Wednesday, December 4, 2013

The state of American public education



Driving to work this morning in the snow, I listened to NPR discuss the outcome of American students who took the Programme for International Student Assessment test along with students around the world. We scored no better than we did in 2010. Our highest achieving state, Massachusetts, still scored two full years of education behind Shanghai. We are woefully undereducated in math, science, and reading.

            Umm, ten years and no difference? Finland and Korea are the powerhouses. Why don’t we study their models and adapt it to the United States? We’ve spent billions of dollars, fiddled with our K-12 education for ten years, and excoriated teachers. Why don’t we adopt an existing working paradigm?

            Now the personal anecdote. When I taught those years in Seattle, I taught quite a few- maybe one third of each class- of Japanese, Korean, Chinese, and Vietnamese nationals. Asian parents will forsake much to get their children to America for college. These students told a common story. K-12 school days were from 9-5 and year around. At seven in the evening, students went to tutoring (five nights a week). In Korea, the state says that all tutoring places must close at ten p.m. so that students can get enough rest. However, the tutors rented interior offices and turned the outside lights off at ten so that when patrols came by, there was no light seepage to give them away as they labored on. These students were magnificently educated.

Do I think this will fly in America? Not all of it, no. But, I think we need a radically different approach to education and there are models we can study and adopt.

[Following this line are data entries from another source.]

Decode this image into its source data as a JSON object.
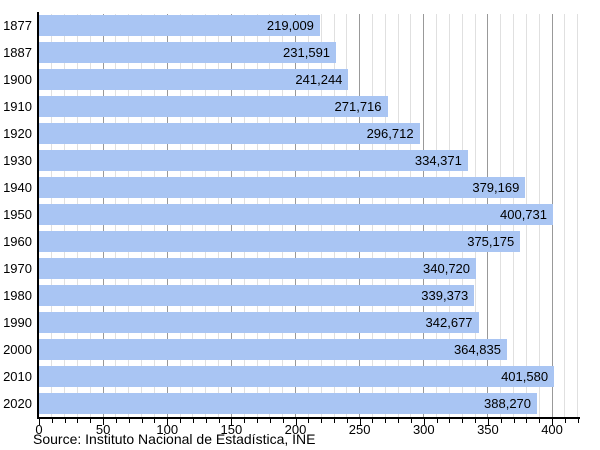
{
  "chart_data": {
    "type": "bar",
    "orientation": "horizontal",
    "title": "",
    "xlabel": "",
    "ylabel": "",
    "categories": [
      "1877",
      "1887",
      "1900",
      "1910",
      "1920",
      "1930",
      "1940",
      "1950",
      "1960",
      "1970",
      "1980",
      "1990",
      "2000",
      "2010",
      "2020"
    ],
    "values": [
      219009,
      231591,
      241244,
      271716,
      296712,
      334371,
      379169,
      400731,
      375175,
      340720,
      339373,
      342677,
      364835,
      401580,
      388270
    ],
    "value_labels": [
      "219,009",
      "231,591",
      "241,244",
      "271,716",
      "296,712",
      "334,371",
      "379,169",
      "400,731",
      "375,175",
      "340,720",
      "339,373",
      "342,677",
      "364,835",
      "401,580",
      "388,270"
    ],
    "axis_unit_divisor": 1000,
    "xlim": [
      0,
      421
    ],
    "x_tick_labels": [
      0,
      50,
      100,
      150,
      200,
      250,
      300,
      350,
      400
    ],
    "minor_grid_step": 10,
    "major_grid_step": 50,
    "grid": true,
    "legend": "none",
    "colors": {
      "bar": "#a9c5f3",
      "grid_minor": "#e0e0e0",
      "grid_major": "#999999",
      "axis": "#000000",
      "text": "#000000"
    },
    "source": "Source: Instituto Nacional de Estadística, INE"
  }
}
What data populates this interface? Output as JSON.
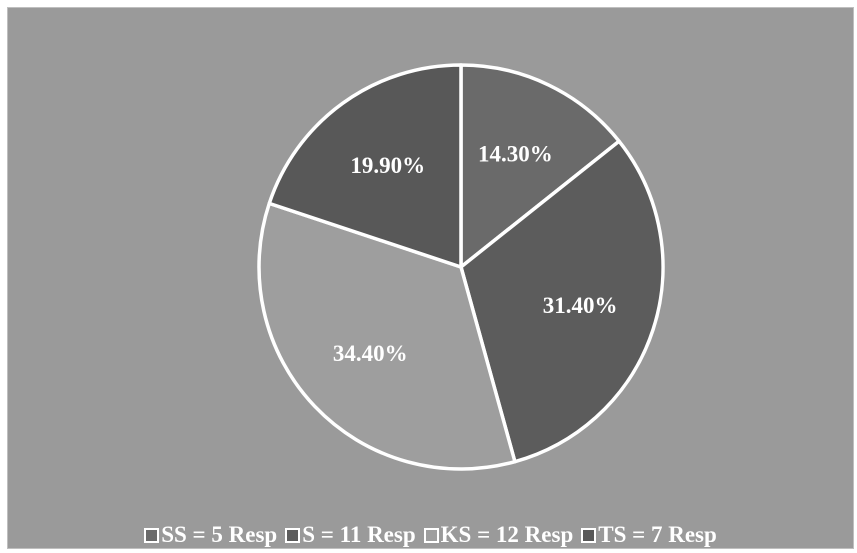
{
  "chart_data": {
    "type": "pie",
    "title": "",
    "slices": [
      {
        "label": "SS = 5 Resp",
        "value": 14.3,
        "display": "14.30%",
        "color": "#6a6a6a"
      },
      {
        "label": "S = 11 Resp",
        "value": 31.4,
        "display": "31.40%",
        "color": "#5c5c5c"
      },
      {
        "label": "KS = 12 Resp",
        "value": 34.4,
        "display": "34.40%",
        "color": "#9e9e9e"
      },
      {
        "label": "TS = 7 Resp",
        "value": 19.9,
        "display": "19.90%",
        "color": "#585858"
      }
    ],
    "legend_position": "bottom",
    "background_color": "#9a9a9a",
    "border_color": "#ffffff"
  }
}
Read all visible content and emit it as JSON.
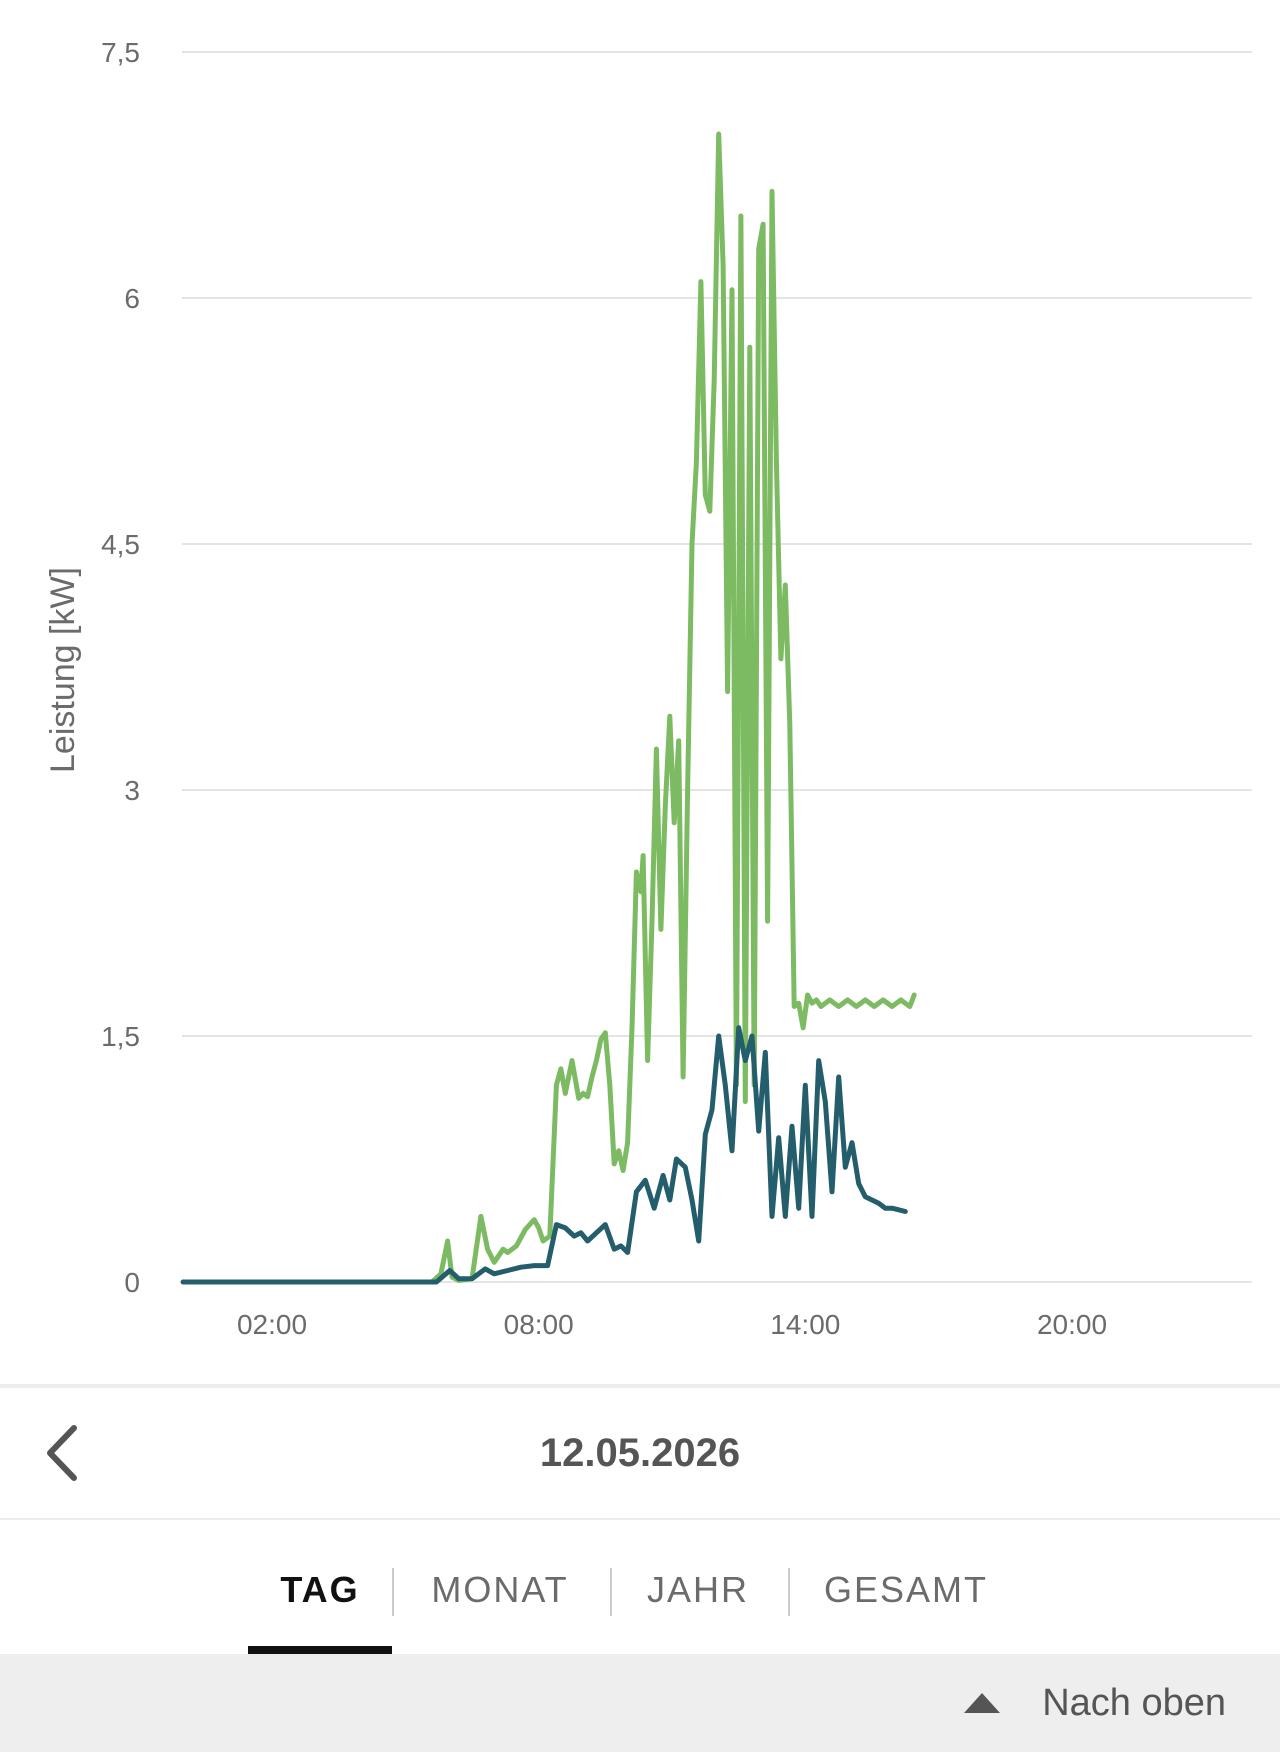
{
  "chart_data": {
    "type": "line",
    "title": "",
    "xlabel": "",
    "ylabel": "Leistung [kW]",
    "ylim": [
      0,
      7.5
    ],
    "xlim_hours": [
      0,
      24
    ],
    "y_ticks": [
      "0",
      "1,5",
      "3",
      "4,5",
      "6",
      "7,5"
    ],
    "y_tick_values": [
      0,
      1.5,
      3,
      4.5,
      6,
      7.5
    ],
    "x_ticks": [
      "02:00",
      "08:00",
      "14:00",
      "20:00"
    ],
    "x_tick_values": [
      2,
      8,
      14,
      20
    ],
    "grid": "horizontal",
    "legend": "none",
    "series": [
      {
        "color": "#7dbb62",
        "x": [
          0,
          5.6,
          5.8,
          5.95,
          6.05,
          6.2,
          6.5,
          6.7,
          6.85,
          7.0,
          7.2,
          7.3,
          7.5,
          7.7,
          7.9,
          8.0,
          8.1,
          8.25,
          8.4,
          8.5,
          8.6,
          8.75,
          8.9,
          9.0,
          9.1,
          9.2,
          9.3,
          9.4,
          9.5,
          9.6,
          9.7,
          9.8,
          9.9,
          10.0,
          10.1,
          10.2,
          10.3,
          10.35,
          10.45,
          10.55,
          10.65,
          10.75,
          10.85,
          10.95,
          11.05,
          11.15,
          11.25,
          11.35,
          11.45,
          11.55,
          11.65,
          11.75,
          11.85,
          11.95,
          12.05,
          12.15,
          12.25,
          12.35,
          12.45,
          12.55,
          12.65,
          12.75,
          12.85,
          12.95,
          13.05,
          13.15,
          13.25,
          13.35,
          13.45,
          13.55,
          13.65,
          13.75,
          13.85,
          13.95,
          14.05,
          14.15,
          14.25,
          14.35,
          14.45,
          14.55,
          14.65,
          14.75,
          14.85,
          14.95,
          15.05,
          15.15,
          15.25,
          15.35,
          15.45,
          15.55,
          15.65,
          15.75,
          15.85,
          15.95,
          16.05,
          16.15,
          16.25,
          16.35,
          16.45
        ],
        "values": [
          0,
          0,
          0.05,
          0.25,
          0.03,
          0.01,
          0.02,
          0.4,
          0.2,
          0.12,
          0.2,
          0.18,
          0.22,
          0.32,
          0.38,
          0.33,
          0.25,
          0.28,
          1.2,
          1.3,
          1.15,
          1.35,
          1.12,
          1.15,
          1.13,
          1.25,
          1.35,
          1.48,
          1.52,
          1.2,
          0.72,
          0.8,
          0.68,
          0.85,
          1.55,
          2.5,
          2.38,
          2.6,
          1.35,
          2.2,
          3.25,
          2.15,
          2.9,
          3.45,
          2.8,
          3.3,
          1.25,
          3.0,
          4.5,
          5.0,
          6.1,
          4.8,
          4.7,
          5.5,
          7.0,
          6.2,
          3.6,
          6.05,
          1.2,
          6.5,
          1.1,
          5.7,
          1.2,
          6.3,
          6.45,
          2.2,
          6.65,
          5.0,
          3.8,
          4.25,
          3.4,
          1.68,
          1.7,
          1.55,
          1.75,
          1.7,
          1.72,
          1.68,
          1.7,
          1.72,
          1.7,
          1.68,
          1.7,
          1.72,
          1.7,
          1.68,
          1.7,
          1.72,
          1.7,
          1.68,
          1.7,
          1.72,
          1.7,
          1.68,
          1.7,
          1.72,
          1.7,
          1.68,
          1.75
        ]
      },
      {
        "color": "#245e6d",
        "x": [
          0,
          5.7,
          6.0,
          6.2,
          6.5,
          6.8,
          7.0,
          7.3,
          7.6,
          7.9,
          8.2,
          8.4,
          8.6,
          8.8,
          8.95,
          9.1,
          9.3,
          9.5,
          9.7,
          9.85,
          10.0,
          10.2,
          10.4,
          10.6,
          10.8,
          10.95,
          11.1,
          11.3,
          11.45,
          11.6,
          11.75,
          11.9,
          12.05,
          12.2,
          12.35,
          12.5,
          12.65,
          12.8,
          12.95,
          13.1,
          13.25,
          13.4,
          13.55,
          13.7,
          13.85,
          14.0,
          14.15,
          14.3,
          14.45,
          14.6,
          14.75,
          14.9,
          15.05,
          15.2,
          15.35,
          15.5,
          15.65,
          15.8,
          15.95,
          16.1,
          16.25
        ],
        "values": [
          0,
          0,
          0.07,
          0.02,
          0.02,
          0.08,
          0.05,
          0.07,
          0.09,
          0.1,
          0.1,
          0.35,
          0.33,
          0.28,
          0.3,
          0.25,
          0.3,
          0.35,
          0.2,
          0.22,
          0.18,
          0.55,
          0.62,
          0.45,
          0.65,
          0.5,
          0.75,
          0.7,
          0.5,
          0.25,
          0.9,
          1.05,
          1.5,
          1.2,
          0.8,
          1.55,
          1.35,
          1.5,
          0.92,
          1.4,
          0.4,
          0.88,
          0.4,
          0.95,
          0.45,
          1.2,
          0.4,
          1.35,
          1.1,
          0.55,
          1.25,
          0.7,
          0.85,
          0.6,
          0.52,
          0.5,
          0.48,
          0.45,
          0.45,
          0.44,
          0.43
        ]
      }
    ]
  },
  "navigation": {
    "date": "12.05.2026",
    "prev_icon": "chevron-left-icon"
  },
  "tabs": [
    {
      "label": "TAG",
      "active": true
    },
    {
      "label": "MONAT",
      "active": false
    },
    {
      "label": "JAHR",
      "active": false
    },
    {
      "label": "GESAMT",
      "active": false
    }
  ],
  "footer": {
    "back_to_top_label": "Nach oben",
    "back_to_top_icon": "triangle-up-icon"
  },
  "colors": {
    "generation": "#7dbb62",
    "consumption": "#245e6d",
    "grid": "#e4e4e4",
    "footer_bg": "#eeeeee"
  }
}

            On the drive home today, (still frozen and snowy) NPR was interviewing a Harvard professor. Guess what? The average grade earned at Harvard is an A. There was a long discussion of grade inflation on the college level. This particular faculty member privately gave each student his actual estimate of his or her course grade, just so the student knew the true evaluation. Then the Prof put the A’s in the grading system. One of my favorite colleagues used to say- tongue in cheek, “Just give me the grade sheets along with the 12th day class roll and I’ll just fill them out.”